Hoje em dia, há uma semelhança assustadora com sua Serra Leoa natal na Holanda, mas não é tarde demais para fazer algo a respeito, diz o autor, colunista e apresentador Babah Tarawally.
“A Holanda está na mesa de operação”, foi a frase de abertura da minha recente palestra em Haia para um público de estudantes estrangeiros.
Isso me levou de volta a um incidente em um hospital há cerca de 20 anos. Uma glândula no meu pescoço estava com problemas e o especialista aconselhou sua remoção imediata. Como qualquer africano, considero os médicos como semideuses cujo julgamento nunca deve ser questionado, e uma data para a operação foi marcada.
O dia da operação chegou e minha namorada me acompanhou até o hospital. Enquanto eu estava deitado na mesa de operação em um estado de despir parcial, ela perguntou ao médico o que exatamente havia de errado comigo. O médico pareceu irritado e não respondeu. Ela achou isso peculiar e insistiu. Por fim, ele disse: “Meu palpite é que é um tipo de lepra, provavelmente contraída em sua terra natal.”
“Eu não concordo com isso, você não pode operar com base em um palpite”, minha namorada disse resolutamente. A operação foi cancelada, eu estava em forma como um violino, e a maioria dos seus colegas achava que o cirurgião era um idiota. O que isso me ensinou é que vale a pena ser crítico. Quando estiver em dúvida, faça perguntas. Você nem sempre pode confiar em um título.
Eu era muito ingênuo na época e se não fosse pelo espírito rebelde da minha namorada, eu teria sido cortado desnecessariamente. Muitas vezes penso sobre isso e percebo o quão sortudo eu fui. Eu tinha estado na Holanda por pouco tempo, tendo fugido de Serra Leoa, um país governado por uma gangue de criminosos por décadas que abafava qualquer pergunta que tivéssemos. Tivemos que ficar parados e ver como nosso país se envolveu em uma guerra civil que poderia ter sido evitada.
Pensávamos que esses políticos tinham nossos interesses no coração.
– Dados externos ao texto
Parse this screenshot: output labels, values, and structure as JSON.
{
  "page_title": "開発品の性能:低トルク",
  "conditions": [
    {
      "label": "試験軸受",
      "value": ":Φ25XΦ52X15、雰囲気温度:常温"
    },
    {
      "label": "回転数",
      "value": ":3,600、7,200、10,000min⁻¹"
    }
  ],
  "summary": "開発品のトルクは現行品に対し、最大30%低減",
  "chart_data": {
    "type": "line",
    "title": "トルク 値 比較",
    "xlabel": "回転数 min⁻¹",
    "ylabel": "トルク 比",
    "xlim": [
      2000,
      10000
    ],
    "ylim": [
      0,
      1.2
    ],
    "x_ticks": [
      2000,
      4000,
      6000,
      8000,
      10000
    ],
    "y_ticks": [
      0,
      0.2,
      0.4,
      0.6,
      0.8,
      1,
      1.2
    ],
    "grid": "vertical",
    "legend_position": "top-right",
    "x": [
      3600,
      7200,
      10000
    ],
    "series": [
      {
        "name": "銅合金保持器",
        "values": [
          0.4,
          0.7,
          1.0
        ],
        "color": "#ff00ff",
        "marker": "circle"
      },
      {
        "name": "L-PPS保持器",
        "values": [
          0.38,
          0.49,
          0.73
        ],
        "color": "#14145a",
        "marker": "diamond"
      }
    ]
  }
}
Fomos ensinados a confiar nas autoridades implicitamente. Foi só quando cheguei à Holanda que aprendi a enfrentar a injustiça. Este país colocou a caneta na minha mão, o que me permitiu desabafar abertamente as críticas, em ensaios, jornais e livros.
Já faz 30 anos que cheguei aqui como refugiado e, para meu horror, estou vendo que a Holanda está começando a se parecer com o país do qual fugi. Sob o disfarce de democracia, estamos aceitando políticas que visam desumanizar parte da população.
Não estamos nos rebelando. Estamos dizendo que eles deveriam ter uma chance. Estamos deitados na mesa de operação, porque fomos infectados com medo do nosso novo inimigo comum: o outro.
“Aquele que segura outro na lama terá que ficar na lama para mantê-lo lá”, diz um velho ditado africano. Ele descreve exatamente o que está acontecendo na Holanda no momento. Estamos profundamente na lama porque mantivemos “o outro” lá por anos. Mas não podemos destruir a humanidade de outras pessoas sem desvalorizar a nossa.
A Holanda, por séculos um lugar de refúgio para sabedoria e resistência, está na mesa de operação e um cirurgião com mãos trêmulas está se preparando para cortá-la. Quem ousa se levantar, fazer perguntas, impedir que a faca entre?
É hora de nos livrarmos de falsos medos. Levante-se, faça perguntas e lute antes que seja tarde demais.